How Federal Cybersecurity is Evolving

There’s a certain irony with the way the federal government treats technology

Although the government and military are huge investors in new technology and are often on the cutting edge in certain fields, they’re also notoriously slow to adopt other types of technology. Cybersecurity is a major concern for businesses, but compromised government and military systems can be far more destructive, and there’s no doubt that malicious actors can do tremendous damage by compromising systems.

A Growing Threat

The year 2017 saw a rapid rise in the number of cyberattacks on federal agencies, and this trend is only expected to grow. Hackers are becoming more sophisticated, and there are simply more of them out there. For a nation, the cost of funding hacking is low; even relatively poor governments can afford to hire talented individuals to target foreign governments. The reach of technology continues to grow unabated, and the risk posed by hacks continues to increase.

Conservative Approach by Default

Federal agencies don’t work in concert, and many have vastly different security requirements. In general, however, federal entities are far more likely to stick with older solutions instead of adopting new technologies. The IRS, for example, still relies on IBM mainframes from nearly 60 years ago for storing certain information. Despite obvious performance issues, this conservative approach has a notable advantage: Security. These solutions have been tested for decades, and it’s likely that potentially exploitable bugs have long been patched.

Current Technology Risks

Much of the business world has moved and is moving to the cloud. While the cloud has advantages for businesses, federal agencies are naturally reluctant to store information off site, even though cloud providers typically have excellent security records.

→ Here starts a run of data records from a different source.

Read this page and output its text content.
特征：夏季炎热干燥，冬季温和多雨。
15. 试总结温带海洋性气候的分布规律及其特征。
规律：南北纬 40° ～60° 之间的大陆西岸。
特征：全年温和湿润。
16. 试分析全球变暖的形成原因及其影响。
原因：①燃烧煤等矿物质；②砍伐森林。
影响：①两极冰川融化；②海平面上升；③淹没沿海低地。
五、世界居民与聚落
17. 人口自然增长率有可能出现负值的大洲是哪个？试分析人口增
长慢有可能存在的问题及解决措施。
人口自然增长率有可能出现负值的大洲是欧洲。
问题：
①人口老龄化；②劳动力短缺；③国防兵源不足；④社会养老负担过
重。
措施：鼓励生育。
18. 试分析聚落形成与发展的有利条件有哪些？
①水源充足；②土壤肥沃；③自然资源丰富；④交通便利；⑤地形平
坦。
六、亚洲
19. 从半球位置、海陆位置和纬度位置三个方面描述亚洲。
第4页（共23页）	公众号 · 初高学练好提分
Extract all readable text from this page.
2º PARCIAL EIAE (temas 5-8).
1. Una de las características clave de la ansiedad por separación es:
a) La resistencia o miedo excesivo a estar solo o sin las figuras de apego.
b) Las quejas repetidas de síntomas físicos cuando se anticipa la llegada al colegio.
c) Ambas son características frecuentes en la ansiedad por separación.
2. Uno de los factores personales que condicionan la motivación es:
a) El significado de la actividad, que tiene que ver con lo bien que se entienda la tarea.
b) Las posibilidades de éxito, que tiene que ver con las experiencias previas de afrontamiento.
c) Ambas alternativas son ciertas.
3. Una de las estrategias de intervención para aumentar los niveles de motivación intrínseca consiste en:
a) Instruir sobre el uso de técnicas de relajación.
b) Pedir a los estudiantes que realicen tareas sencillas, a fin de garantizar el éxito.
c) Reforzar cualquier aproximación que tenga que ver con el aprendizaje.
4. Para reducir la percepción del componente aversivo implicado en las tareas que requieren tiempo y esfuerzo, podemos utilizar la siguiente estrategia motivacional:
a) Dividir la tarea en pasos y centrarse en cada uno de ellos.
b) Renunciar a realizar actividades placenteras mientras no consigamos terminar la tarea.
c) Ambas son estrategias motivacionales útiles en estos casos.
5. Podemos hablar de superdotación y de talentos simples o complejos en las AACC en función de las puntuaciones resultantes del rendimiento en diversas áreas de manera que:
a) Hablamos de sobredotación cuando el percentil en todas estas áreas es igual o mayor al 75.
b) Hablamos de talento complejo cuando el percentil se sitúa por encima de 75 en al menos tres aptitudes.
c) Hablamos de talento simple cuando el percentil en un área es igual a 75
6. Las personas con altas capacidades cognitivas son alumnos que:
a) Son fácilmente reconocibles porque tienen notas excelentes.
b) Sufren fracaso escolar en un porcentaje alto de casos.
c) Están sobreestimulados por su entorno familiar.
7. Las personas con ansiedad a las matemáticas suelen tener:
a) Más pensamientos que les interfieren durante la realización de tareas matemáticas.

“Federal employees have a particularly challenging array of issues to deal with” notes Jeff Engle, Vice President & General Manager for Federal at United Data Technologies.

There are a myriad of existing policies and procedures that govern everything an employee does, which makes modernisation in itself a challenge

Listen to our full interview with  Jeff Engle from UDT below or on Apple Podcasts

Bids for contracts with federal agencies have to meet stringent requirements, and these requirements seldom change, potentially making it impossible for cloud providers to offer bids on projects. Not all regulation changes require approval from Congress, but it may still be some time before cloud operations truly make inroads for many federal agencies, particularly those dealing with national security.

New Entry Points

Despite the conservative approach federal agencies tend to take, they still have to compete for talent. Remote work has made significant progress, but these practices have lead to some security risks. If an employees laptop is stolen, for example, any information cached on the hard drive can potentially be uncovered. Furthermore, it might be possible for thieves to uncover login credentials, giving them easy access to networks. Computers used in the past could be protected by a few soldiers with guns, but the public internet and other networks place a far higher burden on cybersecurity professionals. Already, government entities need to ensure their smartphone policies are adequate, and wearable technology will only increase this demand.

Modernization Under Way

In 2017, Congress passed the 500 million dollar Modernizing Government Technology Act, which is part of defense funding. Although the act promises to play a role in improving lax cybersecurity efforts, it’s also aimed to replace legacy systems with more modern systems, purportedly in an effort to cut back on operating expenses. Although the act, if properly funded, will bring extra attention to cybersecurity, replacing legacy systems also increases the burden of implementing proper security. The act will likely have benefits to users, as modern systems should be able to outperform legacy ones. However, there’s no guarantee that security efforts will be enough to prevent potentially large and damaging cyberattacks.

The cost of proper cybersecurity can be expensive, and the slow pace of the government means new technology can be slow to adopt. On the other side, paying for hackers is relatively inexpensive, and even the smallest of security holes can eventually led to massive attacks. Although progress is being made to protect systems, it’s important for agencies to avoid becoming complacent, and extra eyes will be needed to make sure modern systems replacing older ones are sufficiently secured.